Cet ancien fonctionnaire rwandais, jugé depuis lundi à Paris pour sa participation au génocide de 1994, est l'homme des "surprises" et de l'ambiguïté.
Chemisette grise et fines lunettes, il serre et desserre les mains, écarte parfois les bras pour appuyer son propos, dans un français impeccable. Ses explications, souvent, rendent plus complexe et insaisissable la réalité.
Ce père d'une famille soudée de sept enfants est "concentré" sur sa défense dans ce "dossier accablant" où il est accusé - au côté de Tito Barahira, auquel il a succédé à la tête de Kabarondo - d'avoir été le "donneur d'ordre" de massacres épouvantables dans cette commune de l'est du Rwanda début avril 1994. Des crimes qu'il nie.
Il décrit une vie de malentendus et de "surprises". La plus grande fut sans conteste, selon ce fils de paysan, sa nomination à la tête de sa commune natale le 6 mai 1986. Il revient d'une formation au Kenya et est alors ingénieur forestier en charge du reboisement.

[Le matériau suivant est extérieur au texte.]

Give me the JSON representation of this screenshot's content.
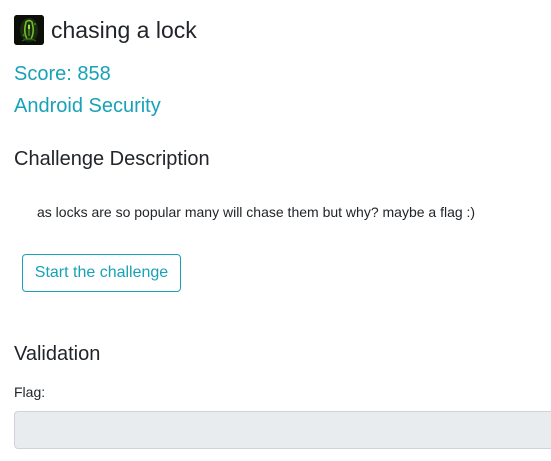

"Je croise une voiture nommée Nissan Patrol. C'était une voiture utilisée par les services de renseignement. Le chauffeur m'arrête et me dit qu'il cherche un certain Ngenzi Octavien. Je pense alors que c'est foutu pour moi", dit-il, rappelant la crainte inspirée par ces services tout-puissants dans un régime de parti unique.
Quelques heures plus tard, il est à Kigali devant le secrétaire général du ministère de l'Intérieur qui l'accueille d'un "Bonjour Monsieur le bourgmestre" et lui dit qu'il doit "prêter serment le lendemain même". "J'ai été le premier surpris".
- 'Solidarité villageoise' -
La cour lui demande qui l'avait recommandé. Il élude, évoque ses ambitions contrariées: "J'ai été vexé. Je faisais des études pour devenir quand même plus que bourgmestre." Peut-être l'influent colonel Pierre-Célestin Rwagafilita, dont plusieurs témoins disent qu'il était proche, a-t-il suggéré son nom? "Un piston" qu'il dit ignorer. Comment expliquer que le fils du colonel lui ait rendu visite en prison? "Solidarité villageoise."
Octavien Ngenzi se veut pédagogue, pour mieux donner à voir la réalité rwandaise, et convoque un épisode traumatisant de sa jeunesse. Il avait 15-16 ans quand son école a été la cible d'attaques anti tutsi. "Beaucoup d'élèves sont morts", lui a été "tabassé parce que considéré comme Tutsi", en dépit d'une carte d'identité portant la mention "Hutu".
"Ma mère était Tutsi, mon père était Hutu. Qui je suis? Il me reste des questions", philosophe-t-il, expliquant qu'il y avait beaucoup de brassage ethnique dans sa région. "On ne savait pas bien qui était Hutu et Tutsi". "Le génocide a détruit les liens", ajoute-t-il, niant toutefois avoir constaté une montée de l'extrémisme dans sa région avant "la catastrophe" qui fit plus de 800.000 morts en cent jours au Rwanda.
Plusieurs témoins le décrivent comme un bon bourgmestre jusqu'au tournant de 1990, quand la rébellion du Front patriotique rwandais (FPR, actuellement au pouvoir) lance une offensive dans le nord du pays, depuis l'Ouganda. Il nie s'être radicalisé, rappelle que "c'était la guerre, avec une armée qui envahissait le pays".
Il louvoie aussi sur ses choix. Pourquoi avoir adhéré à l'ex-parti unique, le MRND, après l'avènement du multipartisme en 1991? "Par dévouement. Quand j'ai vu qu'il n'y avait aucun candidat de ma commune, je me suis retrouvé dans l'obligation de me porter candidat volontaire".
Mêmes circonvolutions quant à sa conversion à l'islam aux Comores où il avait fui après avril 1994 - un acte "utilitaire" - ou l'usage d'un faux nom dans sa vaine demande d'asile en France avant son arrestation en 2010 - "pour augmenter" ses chances et non pour éviter des poursuites.
L'ambiguïté jusqu'à sa date de naissance: 1958 pour la justice française et 1956 pour lui.